たとえそれが破滅的な戦争に至る道だとわかっていたとしても・・・。
まあ、そもそもこれほど石油がないのに、逆に石油を使いまくる戦争を始めるというのは正常な判断でないのも事実ですしね。

それでも・・・もしアメリカの要求をすべて受け入れ、大陸からも撤兵し、権益や領土も放棄したなら
アメリカは石油の禁輸を解き、戦争は回避できたのでは? 

後から考えればそういう選択もあったのかもしれません。
しかしアメリカの研究所のシミュレーションでは、このとき日本がどんな譲歩をしようとも、どのみち翌年には戦争になっていた、という結論だったそうです。
後にアメリカのフーバー元大統領は後にマッカーサー元帥との会談で、日本との戦争は「対独戦に参戦する口実を欲しがっていた『狂気の男』の願望だった」とルーズベルト大統領を激しく非難し、在米日本資産の凍結や石油の禁輸など41年7月の経済制裁は「対独戦に参戦するため、日本を破滅的な戦争に引きずり込もうとしたものだ」と語ったそうです。
つまり相手が戦う気満々である以上、この時点でもう日本は”詰んでいた”のです。

昭和天皇は開戦当時の首相であった東條首相については決して悪く思っていませんでしたが、外交政策を誤りアメリカとの対立を招いた松岡外相だけは生涯許す事はありませんでした。
科学者でもあった天皇は、戦いは実際には始まる前にほとんど勝敗がついていることをよくわかっていたのかもしれません。

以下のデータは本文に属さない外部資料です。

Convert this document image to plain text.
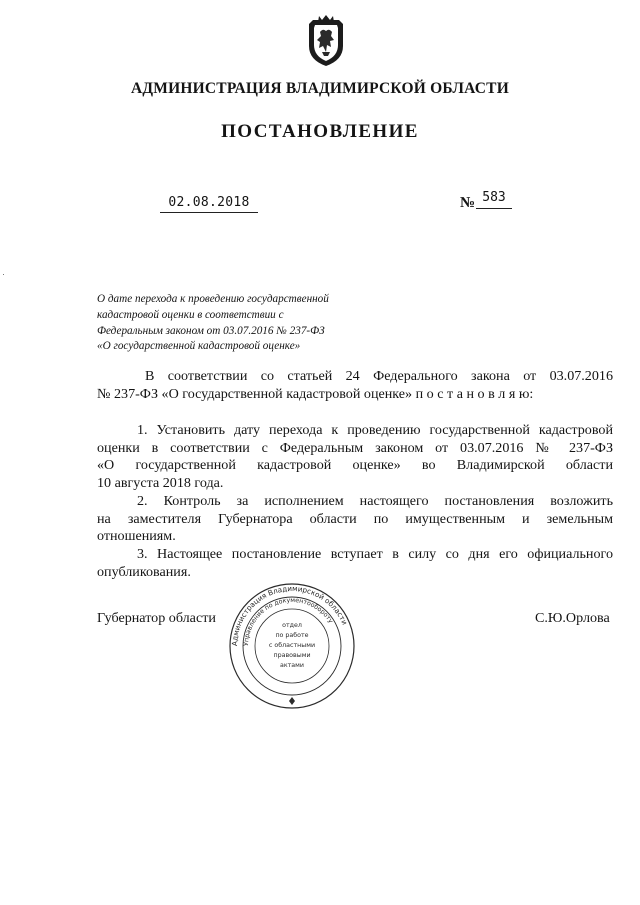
АДМИНИСТРАЦИЯ ВЛАДИМИРСКОЙ ОБЛАСТИ
ПОСТАНОВЛЕНИЕ
02.08.2018	№ 583
О дате перехода к проведению государственной
кадастровой оценки в соответствии с
Федеральным законом от 03.07.2016 № 237-ФЗ
«О государственной кадастровой оценке»
В соответствии со статьей 24 Федерального закона от 03.07.2016
№ 237-ФЗ «О государственной кадастровой оценке» п о с т а н о в л я ю:
1. Установить дату перехода к проведению государственной кадастровой
оценки в соответствии с Федеральным законом от 03.07.2016 № 237-ФЗ
«О государственной кадастровой оценке» во Владимирской области
10 августа 2018 года.
2. Контроль за исполнением настоящего постановления возложить
на заместителя Губернатора области по имущественным и земельным
отношениям.
3. Настоящее постановление вступает в силу со дня его официального
опубликования.
Губернатор области	С.Ю.Орлова
Администрация Владимирской области
Управление по документообороту
отдел
по работе
с областными
правовыми
актами
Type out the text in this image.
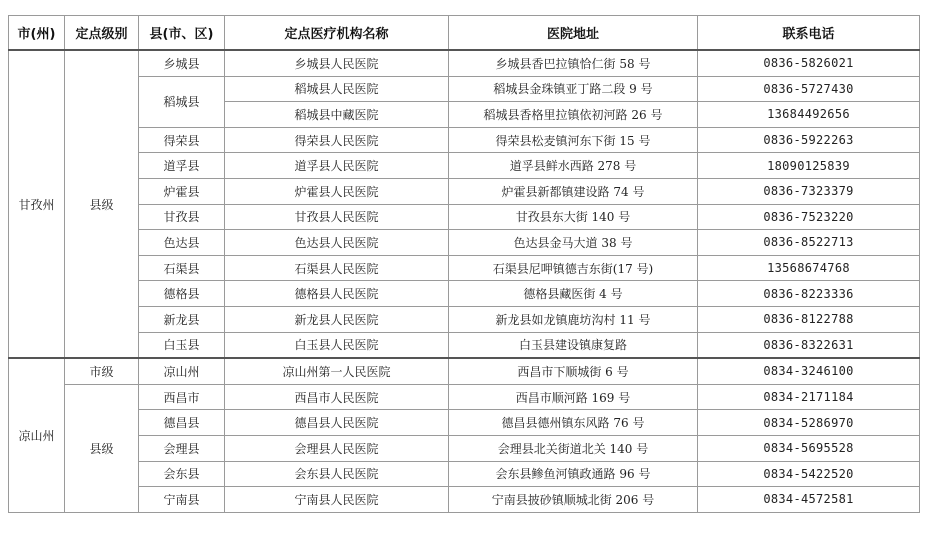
市(州)	定点级别	县(市、区)	定点医疗机构名称	医院地址	联系电话
甘孜州	县级	乡城县	乡城县人民医院	乡城县香巴拉镇恰仁街 58 号	0836-5826021
		稻城县	稻城县人民医院	稻城县金珠镇亚丁路二段 9 号	0836-5727430
			稻城县中藏医院	稻城县香格里拉镇依初河路 26 号	13684492656
		得荣县	得荣县人民医院	得荣县松麦镇河东下街 15 号	0836-5922263
		道孚县	道孚县人民医院	道孚县鲜水西路 278 号	18090125839
		炉霍县	炉霍县人民医院	炉霍县新都镇建设路 74 号	0836-7323379
		甘孜县	甘孜县人民医院	甘孜县东大街 140 号	0836-7523220
		色达县	色达县人民医院	色达县金马大道 38 号	0836-8522713
		石渠县	石渠县人民医院	石渠县尼呷镇德吉东街(17 号)	13568674768
		德格县	德格县人民医院	德格县藏医街 4 号	0836-8223336
		新龙县	新龙县人民医院	新龙县如龙镇鹿坊沟村 11 号	0836-8122788
		白玉县	白玉县人民医院	白玉县建设镇康复路	0836-8322631
凉山州	市级	凉山州	凉山州第一人民医院	西昌市下顺城街 6 号	0834-3246100
	县级	西昌市	西昌市人民医院	西昌市顺河路 169 号	0834-2171184
		德昌县	德昌县人民医院	德昌县德州镇东风路 76 号	0834-5286970
		会理县	会理县人民医院	会理县北关街道北关 140 号	0834-5695528
		会东县	会东县人民医院	会东县鲹鱼河镇政通路 96 号	0834-5422520
		宁南县	宁南县人民医院	宁南县披砂镇顺城北街 206 号	0834-4572581
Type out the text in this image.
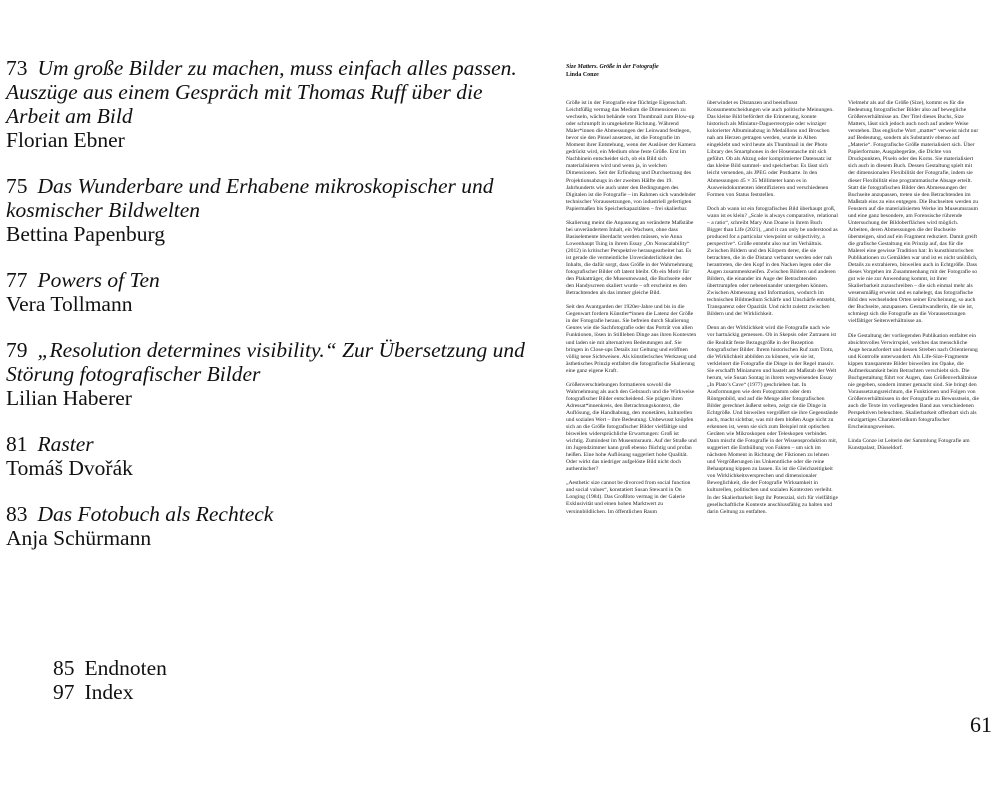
73 Um große Bilder zu machen, muss einfach alles passen. Auszüge aus einem Gespräch mit Thomas Ruff über die Arbeit am Bild
Florian Ebner
75 Das Wunderbare und Erhabene mikroskopischer und kosmischer Bildwelten
Bettina Papenburg
77 Powers of Ten
Vera Tollmann
79 „Resolution determines visibility.“ Zur Übersetzung und Störung fotografischer Bilder
Lilian Haberer
81 Raster
Tomáš Dvořák
83 Das Fotobuch als Rechteck
Anja Schürmann
85 Endnoten
97 Index
Size Matters. Größe in der Fotografie
Linda Conze

Größe ist in der Fotografie eine flüchtige Eigenschaft. Leichtfüßig vermag das Medium die Dimensionen zu wechseln, wächst behände vom Thumbnail zum Blow-up oder schrumpft in umgekehrte Richtung. Während Maler*innen die Abmessungen der Leinwand festlegen, bevor sie den Pinsel ansetzen, ist die Fotografie im Moment ihrer Entstehung, wenn der Auslöser der Kamera gedrückt wird, ein Medium ohne feste Größe. Erst im Nachhinein entscheidet sich, ob ein Bild sich materialisieren wird und wenn ja, in welchen Dimensionen. Seit der Erfindung und Durchsetzung des Projektionsabzugs in der zweiten Hälfte des 19. Jahrhunderts wie auch unter den Bedingungen des Digitalen ist die Fotografie – im Rahmen sich wandelnder technischer Voraussetzungen, von industriell gefertigten Papiermaßen bis Speicherkapazitäten – frei skalierbar.

Skalierung meint die Anpassung an veränderte Maßstäbe bei unverändertem Inhalt, ein Wachsen, ohne dass Basiselemente überdacht werden müssen, wie Anna Lowenhaupt Tsing in ihrem Essay „On Nonscalability“ (2012) in kritischer Perspektive herausgearbeitet hat. Es ist gerade die vermeintliche Unveränderlichkeit des Inhalts, die dafür sorgt, dass Größe in der Wahrnehmung fotografischer Bilder oft latent bleibt. Ob ein Motiv für den Plakatträger, die Museumswand, die Buchseite oder den Handyscreen skaliert wurde – oft erscheint es den Betrachtenden als das immer gleiche Bild.

Seit den Avantgarden der 1920er-Jahre und bis in die Gegenwart fordern Künstler*innen die Latenz der Größe in der Fotografie heraus. Sie befreien durch Skalierung Genres wie die Sachfotografie oder das Porträt von allen Funktionen, lösen in Stillleben Dinge aus ihren Kontexten und laden sie mit alternativen Bedeutungen auf. Sie bringen in Close-ups Details zur Geltung und eröffnen völlig neue Sichtweisen. Als künstlerisches Werkzeug und ästhetisches Prinzip entfaltet die fotografische Skalierung eine ganz eigene Kraft.

Größenverschiebungen formatieren sowohl die Wahrnehmung als auch den Gebrauch und die Wirkweise fotografischer Bilder entscheidend. Sie prägen ihren Adressat*innenkreis, den Betrachtungskontext, die Auflösung, die Handhabung, den monetären, kulturellen und sozialen Wert – ihre Bedeutung. Unbewusst knüpfen sich an die Größe fotografischer Bilder vielfältige und bisweilen widersprüchliche Erwartungen: Groß ist wichtig. Zumindest im Museumsraum. Auf der Straße und im Jugendzimmer kann groß ebenso flüchtig und profan heißen. Eine hohe Auflösung suggeriert hohe Qualität. Oder wirkt das niedriger aufgelöste Bild nicht doch authentischer?

„Aesthetic size cannot be divorced from social function and social values“, konstatiert Susan Steward in On Longing (1984). Das Großfoto vermag in der Galerie Exklusivität und einen hohen Marktwert zu versinnbildlichen. Im öffentlichen Raum

überwindet es Distanzen und beeinflusst Konsumentscheidungen wie auch politische Meinungen. Das kleine Bild befördert die Erinnerung, konnte historisch als Miniatur-Daguerreotypie oder winziger kolorierter Albuminabzug in Medaillons und Broschen nah am Herzen getragen werden, wurde in Alben eingeklebt und wird heute als Thumbnail in der Photo Library des Smartphones in der Hosentasche mit sich geführt. Ob als Abzug oder komprimierter Datensatz ist das kleine Bild sammel- und speicherbar. Es lässt sich leicht versenden, als JPEG oder Postkarte. In den Abmessungen 45 × 35 Millimeter kann es in Ausweisdokumenten identifizieren und verschiedenen Formen von Status feststellen.

Doch ab wann ist ein fotografisches Bild überhaupt groß, wann ist es klein? „Scale is always comparative, relational – a ratio“, schreibt Mary Ann Doane in ihrem Buch Bigger than Life (2021), „and it can only be understood as produced for a particular viewpoint or subjectivity, a perspective“. Größe entsteht also nur im Verhältnis. Zwischen Bildern und den Körpern derer, die sie betrachten, die in die Distanz verbannt werden oder nah herantreten, die den Kopf in den Nacken legen oder die Augen zusammenkneifen. Zwischen Bildern und anderen Bildern, die einander im Auge der Betrachtenden übertrumpfen oder nebeneinander untergehen können. Zwischen Abmessung und Information, wodurch im technischen Bildmedium Schärfe und Unschärfe entsteht, Transparenz oder Opazität. Und nicht zuletzt zwischen Bildern und der Wirklichkeit.

Denn an der Wirklichkeit wird die Fotografie nach wie vor hartnäckig gemessen. Ob in Skepsis oder Zutrauen ist die Realität feste Bezugsgröße in der Rezeption fotografischer Bilder. Ihrem historischen Ruf zum Trotz, die Wirklichkeit abbilden zu können, wie sie ist, verkleinert die Fotografie die Dinge in der Regel massiv. Sie erschafft Miniaturen und bastelt am Maßstab der Welt herum, wie Susan Sontag in ihrem wegweisenden Essay „In Plato’s Cave“ (1977) geschrieben hat. In Ausformungen wie dem Fotogramm oder dem Röntgenbild, und auf die Menge aller fotografischen Bilder gerechnet äußerst selten, zeigt sie die Dinge in Echtgröße. Und bisweilen vergrößert sie ihre Gegenstände auch, macht sichtbar, was mit dem bloßen Auge nicht zu erkennen ist, wenn sie sich zum Beispiel mit optischen Geräten wie Mikroskopen oder Teleskopen verbindet. Dann mischt die Fotografie in der Wissensproduktion mit, suggeriert die Enthüllung von Fakten – um sich im nächsten Moment in Richtung der Fiktionen zu lehnen und Vergrößerungen ins Unkenntliche oder die reine Behauptung kippen zu lassen. Es ist die Gleichzeitigkeit von Wirklichkeitsversprechen und dimensionaler Beweglichkeit, die der Fotografie Wirksamkeit in kulturellen, politischen und sozialen Kontexten verleiht. In der Skalierbarkeit liegt ihr Potenzial, sich für vielfältige gesellschaftliche Kontexte anschlussfähig zu halten und darin Geltung zu entfalten.

Vielmehr als auf die Größe (Size), kommt es für die Bedeutung fotografischer Bilder also auf bewegliche Größenverhältnisse an. Der Titel dieses Buchs, Size Matters, lässt sich jedoch auch noch auf andere Weise verstehen. Das englische Wort „matter“ verweist nicht nur auf Bedeutung, sondern als Substantiv ebenso auf „Materie“. Fotografische Größe materialisiert sich. Über Papierformate, Ausgabegeräte, die Dichte von Druckpunkten, Pixeln oder des Korns. Sie materialisiert sich auch in diesem Buch. Dessen Gestaltung spielt mit der dimensionalen Flexibilität der Fotografie, indem sie dieser Flexibilität eine programmatische Absage erteilt. Statt die fotografischen Bilder den Abmessungen der Buchseite anzupassen, treten sie den Betrachtenden im Maßstab eins zu eins entgegen. Die Buchseiten werden zu Fenstern auf die materialisierten Werke im Museumsraum und eine ganz besondere, am Forensische rührende Untersuchung der Bildoberflächen wird möglich. Arbeiten, deren Abmessungen die der Buchseite übersteigen, sind auf ein Fragment reduziert. Damit greift die grafische Gestaltung ein Prinzip auf, das für die Malerei eine gewisse Tradition hat: In kunsthistorischen Publikationen zu Gemälden war und ist es nicht unüblich, Details zu extrahieren, bisweilen auch in Echtgröße. Dass dieses Vorgehen im Zusammenhang mit der Fotografie so gut wie nie zur Anwendung kommt, ist ihrer Skalierbarkeit zuzuschreiben – die sich einmal mehr als wesensmäßig erweist und es nahelegt, das fotografische Bild den wechselnden Orten seiner Erscheinung, so auch der Buchseite, anzupassen. Gestaltwandlerin, die sie ist, schmiegt sich die Fotografie an die Voraussetzungen vielfältiger Seitenverhältnisse an.

Die Gestaltung der vorliegenden Publikation entfaltet ein absichtsvolles Verwirrspiel, welches das menschliche Auge herausfordert und dessen Streben nach Orientierung und Kontrolle unterwandert. Als Life-Size-Fragmente kippen transparente Bilder bisweilen ins Opake, die Aufmerksamkeit beim Betrachten verschiebt sich. Die Buchgestaltung führt vor Augen, dass Größenverhältnisse nie gegeben, sondern immer gemacht sind. Sie bringt den Voraussetzungsreichtum, die Funktionen und Folgen von Größenverhältnissen in der Fotografie zu Bewusstsein, die auch die Texte im vorliegenden Band aus verschiedenen Perspektiven beleuchten. Skalierbarkeit offenbart sich als einzigartiges Charakteristikum fotografischer Erscheinungsweisen.

Linda Conze ist Leiterin der Sammlung Fotografie am Kunstpalast, Düsseldorf.

61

とはいえ戦争の起こる理由というのは一つではなく、また政治的には様々な立場ばあります。
また如何なる理由があったとしても、戦争の惨禍を道徳的に正当化することもできません。
ここで取り上げたことも、そのうちの一つの側面にすぎないことです。

それでも、日本はいったいなぜアメリカと戦争をしたのか?
ついこの前の自国の歴史なのに、明確にこの問いに答えられなくなった現代の日本人は、ある意味平和を謳歌した幸福な国民なのかもしれませんね。